Allan Barber believes it was better for Silver Fern Farms’ to front up to certainty in proposing closure for its SFF Fairton plant rather than waiting for the axe to fall. Politicians railing against SFF’s decisions have completely missed the mark, he writes.
The upgrading of Pareora an hour to the south as a modern multi-species meat works, combined with the loss of sheep in the catchment area had effectively sealed Fairton’s fate. The agonised shrieks from politicians of all the opposition parties railing against last year’s approval of the Shanghai Maling investment in SFF were equally inevitable, but completely missed the mark – I am certain the company’s board would have made exactly the same decision without the new shareholding structure, provided the undercapitalised business could have afforded the costs of closure.
If Shanghai Maling had any influence on the decision, other than that of a shareholder concerned to earn an adequate return on its investment, it would be the improved state of the balance sheet as a result of its investment which make it possible to bear the closure costs.

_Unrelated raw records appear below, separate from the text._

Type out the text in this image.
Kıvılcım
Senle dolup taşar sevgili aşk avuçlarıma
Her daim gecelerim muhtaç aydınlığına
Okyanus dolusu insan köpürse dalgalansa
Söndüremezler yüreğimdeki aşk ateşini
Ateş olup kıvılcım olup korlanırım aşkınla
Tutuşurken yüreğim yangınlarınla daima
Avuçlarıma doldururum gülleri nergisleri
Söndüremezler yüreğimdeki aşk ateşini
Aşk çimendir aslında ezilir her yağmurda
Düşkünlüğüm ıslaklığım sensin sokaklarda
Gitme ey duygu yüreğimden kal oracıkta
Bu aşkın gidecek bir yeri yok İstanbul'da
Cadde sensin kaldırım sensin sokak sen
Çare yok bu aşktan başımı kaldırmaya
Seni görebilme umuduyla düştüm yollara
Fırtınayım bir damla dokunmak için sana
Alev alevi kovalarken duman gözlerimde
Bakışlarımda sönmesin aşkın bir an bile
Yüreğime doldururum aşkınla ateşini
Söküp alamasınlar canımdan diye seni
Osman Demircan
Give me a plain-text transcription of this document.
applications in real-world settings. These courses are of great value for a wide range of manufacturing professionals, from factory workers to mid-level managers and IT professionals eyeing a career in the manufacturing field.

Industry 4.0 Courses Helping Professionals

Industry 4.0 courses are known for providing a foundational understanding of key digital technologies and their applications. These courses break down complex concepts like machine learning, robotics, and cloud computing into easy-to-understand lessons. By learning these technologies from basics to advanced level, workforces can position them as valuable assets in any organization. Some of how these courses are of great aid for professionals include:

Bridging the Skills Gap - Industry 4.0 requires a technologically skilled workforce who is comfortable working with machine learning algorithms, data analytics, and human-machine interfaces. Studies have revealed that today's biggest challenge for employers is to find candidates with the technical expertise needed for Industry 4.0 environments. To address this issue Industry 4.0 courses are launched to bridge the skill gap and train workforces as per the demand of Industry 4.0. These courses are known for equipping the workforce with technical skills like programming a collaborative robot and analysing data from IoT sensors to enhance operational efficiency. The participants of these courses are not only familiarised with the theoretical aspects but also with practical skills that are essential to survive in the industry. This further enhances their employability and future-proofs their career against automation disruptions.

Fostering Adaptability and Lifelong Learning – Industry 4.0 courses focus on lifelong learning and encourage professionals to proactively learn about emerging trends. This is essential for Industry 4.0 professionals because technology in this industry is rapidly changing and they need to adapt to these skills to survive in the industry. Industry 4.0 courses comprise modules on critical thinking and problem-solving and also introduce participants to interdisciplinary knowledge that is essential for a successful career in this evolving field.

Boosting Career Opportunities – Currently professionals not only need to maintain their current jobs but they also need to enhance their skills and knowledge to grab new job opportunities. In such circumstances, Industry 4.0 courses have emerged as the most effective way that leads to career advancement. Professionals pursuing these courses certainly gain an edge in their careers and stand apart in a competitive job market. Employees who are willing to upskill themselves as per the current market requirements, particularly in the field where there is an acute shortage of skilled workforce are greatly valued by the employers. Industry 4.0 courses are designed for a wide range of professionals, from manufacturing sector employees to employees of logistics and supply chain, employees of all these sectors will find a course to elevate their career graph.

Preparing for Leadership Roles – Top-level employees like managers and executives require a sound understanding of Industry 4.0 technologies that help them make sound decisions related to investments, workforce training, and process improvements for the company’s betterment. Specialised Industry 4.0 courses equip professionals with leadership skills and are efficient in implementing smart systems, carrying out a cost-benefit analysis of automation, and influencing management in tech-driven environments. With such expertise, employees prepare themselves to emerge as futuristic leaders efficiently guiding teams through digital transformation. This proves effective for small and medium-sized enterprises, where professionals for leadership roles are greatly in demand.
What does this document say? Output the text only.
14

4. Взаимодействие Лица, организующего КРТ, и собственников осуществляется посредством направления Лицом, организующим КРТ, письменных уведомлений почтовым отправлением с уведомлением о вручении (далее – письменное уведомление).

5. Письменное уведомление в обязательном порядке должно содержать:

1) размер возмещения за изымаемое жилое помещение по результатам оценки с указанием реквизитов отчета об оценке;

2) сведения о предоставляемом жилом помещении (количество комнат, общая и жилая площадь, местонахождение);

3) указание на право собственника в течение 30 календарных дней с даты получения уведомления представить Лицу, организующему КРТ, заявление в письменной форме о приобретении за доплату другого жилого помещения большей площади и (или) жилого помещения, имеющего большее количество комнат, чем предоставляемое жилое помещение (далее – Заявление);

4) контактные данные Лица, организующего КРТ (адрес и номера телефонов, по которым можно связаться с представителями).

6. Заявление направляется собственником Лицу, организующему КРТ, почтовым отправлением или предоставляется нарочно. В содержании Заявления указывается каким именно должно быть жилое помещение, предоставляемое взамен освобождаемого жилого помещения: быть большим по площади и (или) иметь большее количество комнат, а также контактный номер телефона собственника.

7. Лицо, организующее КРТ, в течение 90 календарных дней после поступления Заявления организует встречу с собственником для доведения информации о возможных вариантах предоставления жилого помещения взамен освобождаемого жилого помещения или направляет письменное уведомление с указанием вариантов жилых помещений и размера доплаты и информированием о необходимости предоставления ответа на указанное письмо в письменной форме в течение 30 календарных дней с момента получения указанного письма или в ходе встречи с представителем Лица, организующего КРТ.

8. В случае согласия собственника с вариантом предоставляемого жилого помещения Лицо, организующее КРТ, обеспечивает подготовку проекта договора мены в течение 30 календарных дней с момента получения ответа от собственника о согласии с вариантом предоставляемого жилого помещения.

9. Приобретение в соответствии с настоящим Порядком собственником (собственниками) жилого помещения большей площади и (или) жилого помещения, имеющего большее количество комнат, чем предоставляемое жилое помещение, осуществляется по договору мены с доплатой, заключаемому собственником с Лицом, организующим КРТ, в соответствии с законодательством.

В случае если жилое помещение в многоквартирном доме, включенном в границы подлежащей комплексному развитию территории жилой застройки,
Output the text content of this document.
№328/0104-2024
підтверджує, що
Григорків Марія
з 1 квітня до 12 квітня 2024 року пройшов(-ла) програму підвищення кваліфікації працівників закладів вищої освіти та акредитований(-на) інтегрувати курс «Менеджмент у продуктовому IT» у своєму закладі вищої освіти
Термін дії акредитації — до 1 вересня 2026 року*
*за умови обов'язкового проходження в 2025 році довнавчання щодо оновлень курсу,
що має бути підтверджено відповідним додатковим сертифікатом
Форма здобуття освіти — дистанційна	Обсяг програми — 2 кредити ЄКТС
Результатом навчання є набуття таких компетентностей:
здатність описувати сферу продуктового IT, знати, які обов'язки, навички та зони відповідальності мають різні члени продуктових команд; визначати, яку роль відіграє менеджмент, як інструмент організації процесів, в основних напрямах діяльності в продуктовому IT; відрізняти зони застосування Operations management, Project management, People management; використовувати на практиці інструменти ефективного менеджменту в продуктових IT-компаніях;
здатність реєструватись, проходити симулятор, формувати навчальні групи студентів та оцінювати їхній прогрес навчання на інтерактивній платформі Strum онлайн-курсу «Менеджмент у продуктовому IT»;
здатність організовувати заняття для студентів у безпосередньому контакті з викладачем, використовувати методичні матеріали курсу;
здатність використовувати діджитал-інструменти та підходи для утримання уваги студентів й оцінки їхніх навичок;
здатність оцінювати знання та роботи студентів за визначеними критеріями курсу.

For thirty years from the mid-1980s, the meat industry suffered from insufficient capital to make logical investment and restructuring decisions, because falling livestock numbers made older plants progressively less competitive. At the same time the change in customer requirements meant increased demand for sophisticated products with all the accompanying costs of new processing and packaging technology, hygiene, health and safety, and meat inspection obligations.
The whingeing about Chinese investment destroying New Zealand jobs from Winston Peters and Greens’ spokesperson Eugenie Sage demonstrates a total lack of awareness of the revolution that has occurred in the meat industry over the last decade. For the first time in my experience of the industry, virtually all the companies are now profitable and well-capitalised with modern or completely upgraded facilities and good distribution channels to market. Surely, this is an infinitely preferable situation to what previously characterised the industry when undercapitalised companies struggled to keep staff in work and plants open.
While the closure of Fairton, assuming the two week consultation period doesn’t result in a decision reversal, won’t be the last rationalisation event in a dynamic industry, there are no more obviously imminent prospects. SFF is the last of the big four to address its outstanding capacity issues in the South Island, which are not only a consequence of land use change but also loss of market share. Although the decision to buy Richmond brought a large beef business and North Island presence, it spread financial and human resources across too broad a base. I believe SFF spent 10 years trying vainly to recover from the Richmond acquisition, losing huge lamb market share in both islands while constantly having to keep its bankers at bay.
The recapitalisation opportunity offered by Shanghai Maling’s wish to acquire a significant stake in the New Zealand meat industry has completely changed the landscape for SFF and the industry as a whole. Finally, SFF can get on with making good business decisions for the benefit of its shareholder suppliers who will receive an appropriate reward for what they produce. It would be good if the politicians could see the positives as well, but I won’t hold my breath.